L’Algérie face aux défis de la sécurité alimentaire
par Abderrahmane Mebtoul
Professeur des universités et expert international
L’Algérie est le pays le plus étendu du continent africain mais également du monde arabe et du pourtour méditerranéen et s’étend sur 2.380.000 km² dont 2.100.000 km² d’espace saharien.
La densité paraît faible, mais les neuf dixièmes de la population sont concentrés sur les terres du Nord. Sa situation géographique est stratégique : en face de l’Europe, côtoyant la Tunisie, l’Atlantique Maroc/Mauritanie, la Libye, le Mali et le Niger comme point d’appui de l’Afrique sub-saharienne, l’objectif stratégique horizon 2025-2030 est d’éviter que plus de 95% de la population vive sur moins de 10% du territoire et avoir une autre vision de l’aménagement de l’espace en valorisant le Sud notamment dans le développement agricole mais nous devons éviter des utopies comme nous devons préserver les superficies arables du Nord dont l’urbanisation effrénée détruit les meilleures terres agricoles, tout en n’oubliant pas les Hauts Plateaux qui recèlent d’importantes potentialités .
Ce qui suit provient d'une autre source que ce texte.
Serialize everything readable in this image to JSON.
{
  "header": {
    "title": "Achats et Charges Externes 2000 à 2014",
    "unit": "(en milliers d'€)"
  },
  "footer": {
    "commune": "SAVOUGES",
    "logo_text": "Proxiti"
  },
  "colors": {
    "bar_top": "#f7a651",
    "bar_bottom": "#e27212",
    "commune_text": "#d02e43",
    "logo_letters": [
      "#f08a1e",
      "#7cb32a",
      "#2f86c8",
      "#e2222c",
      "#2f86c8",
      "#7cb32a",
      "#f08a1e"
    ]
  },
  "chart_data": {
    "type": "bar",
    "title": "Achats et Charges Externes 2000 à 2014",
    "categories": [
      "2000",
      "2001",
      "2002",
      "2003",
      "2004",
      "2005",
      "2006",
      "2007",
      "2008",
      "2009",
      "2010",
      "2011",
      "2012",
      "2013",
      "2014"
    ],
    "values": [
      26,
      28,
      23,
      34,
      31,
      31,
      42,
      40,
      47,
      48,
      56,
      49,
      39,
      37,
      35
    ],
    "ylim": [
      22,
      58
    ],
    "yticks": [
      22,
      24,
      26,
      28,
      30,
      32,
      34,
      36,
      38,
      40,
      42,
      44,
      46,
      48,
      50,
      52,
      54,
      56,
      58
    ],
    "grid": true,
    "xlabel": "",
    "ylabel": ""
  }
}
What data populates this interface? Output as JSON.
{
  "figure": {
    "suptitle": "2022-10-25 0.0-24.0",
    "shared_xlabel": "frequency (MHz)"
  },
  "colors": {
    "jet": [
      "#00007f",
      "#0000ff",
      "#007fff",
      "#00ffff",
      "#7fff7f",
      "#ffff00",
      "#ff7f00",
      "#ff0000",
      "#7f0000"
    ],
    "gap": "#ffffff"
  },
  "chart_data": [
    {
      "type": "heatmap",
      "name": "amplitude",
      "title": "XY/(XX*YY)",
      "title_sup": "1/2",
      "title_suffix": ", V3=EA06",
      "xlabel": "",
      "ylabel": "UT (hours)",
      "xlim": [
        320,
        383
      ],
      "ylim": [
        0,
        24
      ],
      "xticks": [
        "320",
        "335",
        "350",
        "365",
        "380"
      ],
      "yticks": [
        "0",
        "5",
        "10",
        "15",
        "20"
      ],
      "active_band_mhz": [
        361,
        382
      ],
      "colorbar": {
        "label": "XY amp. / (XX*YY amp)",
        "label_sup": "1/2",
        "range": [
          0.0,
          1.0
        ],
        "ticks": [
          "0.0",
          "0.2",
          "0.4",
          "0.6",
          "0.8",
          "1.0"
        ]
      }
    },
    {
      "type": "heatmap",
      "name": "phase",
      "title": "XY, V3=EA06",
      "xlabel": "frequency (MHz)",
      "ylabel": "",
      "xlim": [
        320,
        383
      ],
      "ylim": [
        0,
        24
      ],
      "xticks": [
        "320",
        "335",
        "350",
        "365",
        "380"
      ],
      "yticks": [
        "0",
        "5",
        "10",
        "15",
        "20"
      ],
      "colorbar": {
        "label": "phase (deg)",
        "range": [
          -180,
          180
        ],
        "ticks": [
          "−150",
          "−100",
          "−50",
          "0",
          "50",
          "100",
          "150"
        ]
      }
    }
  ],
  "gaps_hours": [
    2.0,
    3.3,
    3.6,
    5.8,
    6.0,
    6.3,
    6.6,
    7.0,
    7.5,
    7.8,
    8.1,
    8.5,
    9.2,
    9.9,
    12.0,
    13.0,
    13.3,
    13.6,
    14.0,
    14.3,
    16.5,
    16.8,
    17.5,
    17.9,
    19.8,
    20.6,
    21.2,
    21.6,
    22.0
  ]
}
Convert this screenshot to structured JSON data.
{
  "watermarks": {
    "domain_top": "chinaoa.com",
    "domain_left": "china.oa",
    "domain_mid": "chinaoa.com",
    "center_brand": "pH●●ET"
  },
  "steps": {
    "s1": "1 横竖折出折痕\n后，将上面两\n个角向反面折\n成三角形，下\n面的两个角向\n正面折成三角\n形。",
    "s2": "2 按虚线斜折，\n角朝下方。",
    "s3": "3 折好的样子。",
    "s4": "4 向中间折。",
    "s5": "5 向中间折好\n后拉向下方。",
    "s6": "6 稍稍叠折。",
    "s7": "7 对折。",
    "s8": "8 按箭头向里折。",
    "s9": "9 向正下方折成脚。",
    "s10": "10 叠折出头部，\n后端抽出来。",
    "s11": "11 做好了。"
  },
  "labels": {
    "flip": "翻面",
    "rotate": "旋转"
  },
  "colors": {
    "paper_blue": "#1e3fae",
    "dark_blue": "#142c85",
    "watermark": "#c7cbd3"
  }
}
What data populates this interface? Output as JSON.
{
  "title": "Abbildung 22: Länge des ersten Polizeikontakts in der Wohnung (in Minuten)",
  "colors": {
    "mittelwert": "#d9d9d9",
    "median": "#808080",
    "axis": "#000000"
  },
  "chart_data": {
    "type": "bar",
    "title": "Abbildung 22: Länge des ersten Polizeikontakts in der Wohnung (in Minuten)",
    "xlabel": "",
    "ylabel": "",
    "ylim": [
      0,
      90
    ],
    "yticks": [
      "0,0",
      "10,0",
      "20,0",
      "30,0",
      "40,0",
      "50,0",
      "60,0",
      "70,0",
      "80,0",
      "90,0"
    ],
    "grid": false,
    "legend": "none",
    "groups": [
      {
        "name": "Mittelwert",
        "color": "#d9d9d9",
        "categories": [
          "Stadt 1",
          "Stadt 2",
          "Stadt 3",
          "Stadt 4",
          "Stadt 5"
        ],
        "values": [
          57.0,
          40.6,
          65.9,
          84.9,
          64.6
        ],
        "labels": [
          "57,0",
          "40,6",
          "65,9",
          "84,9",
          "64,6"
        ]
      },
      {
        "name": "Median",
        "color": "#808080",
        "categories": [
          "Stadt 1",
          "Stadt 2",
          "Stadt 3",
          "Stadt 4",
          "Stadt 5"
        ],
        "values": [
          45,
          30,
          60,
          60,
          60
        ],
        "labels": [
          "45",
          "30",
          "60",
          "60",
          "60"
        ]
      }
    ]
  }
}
La surface agricole globale en Algérie s’élève à 43,98 millions d’hectares, dont seulement 8,59 millions ha sont exploités, avec un périmètre de cultures annuelles atteignant 7,53 millions ha et des périmètres agricoles pérennes atteignant 1,05 million ha. La superficie totale ensemencée en céréales est estimée fin 2023 à 3,3 millions d’hectares, dont 54 % en blé dur, 29 % en orge, 14 % en blé tendre et 3 % en avoine et afin d’encourager la production nationale, le prix d’achat du blé dur est passé de 4500 Da à 6000 Da, le blé tendre de 3500 Da à 5000 Da, l’orge de 2500 Da à 3400 Da et l’avoine de 1800 Da à 3400 Da. Selon USDA département de l’agriculture des Etats Unis, dans un rapport en date du 17 mai 2024 , le rendement des cultures en Algérie devrait augmenter de 11% pour atteindre 1,67 tonne par hectare et en conseil des ministres en date du 23 juin 2024 mentionnant un objectif stratégique pour parvenir à l’expansion des surfaces cultivées dans le grand sud pour atteindre 500.000 hectares de blé dont 117.000 pour le Qatar,36.000 pour l’Italie et 120.000 hectares pour des investisseurs algériens, l’ objectif fixé à moyen terme a été de 50 quintaux à l’hectare. Les orientations du ministère de l’Agriculture pour 2024/2026 qui ont porté, dans le même sens, sur la nécessaire augmentation du rendement par hectare de blé et d’orge , tout en intensifiant le partenariat étranger, sachant qu’en 2020 la production nationale était de 43,9 millions de quintaux, avec un rendement moyen de 15 quintaux , l’objectif étant d’atteindre une moyenne de production de 30 à 35 quintaux par hectare entre 2024/2025 , en précisant que le blé panifiable dans bon nombre de pays grands producteurs a un rendement moyen de 60 à 100 quintaux à l’hectare ( 6 à 10 tonnes).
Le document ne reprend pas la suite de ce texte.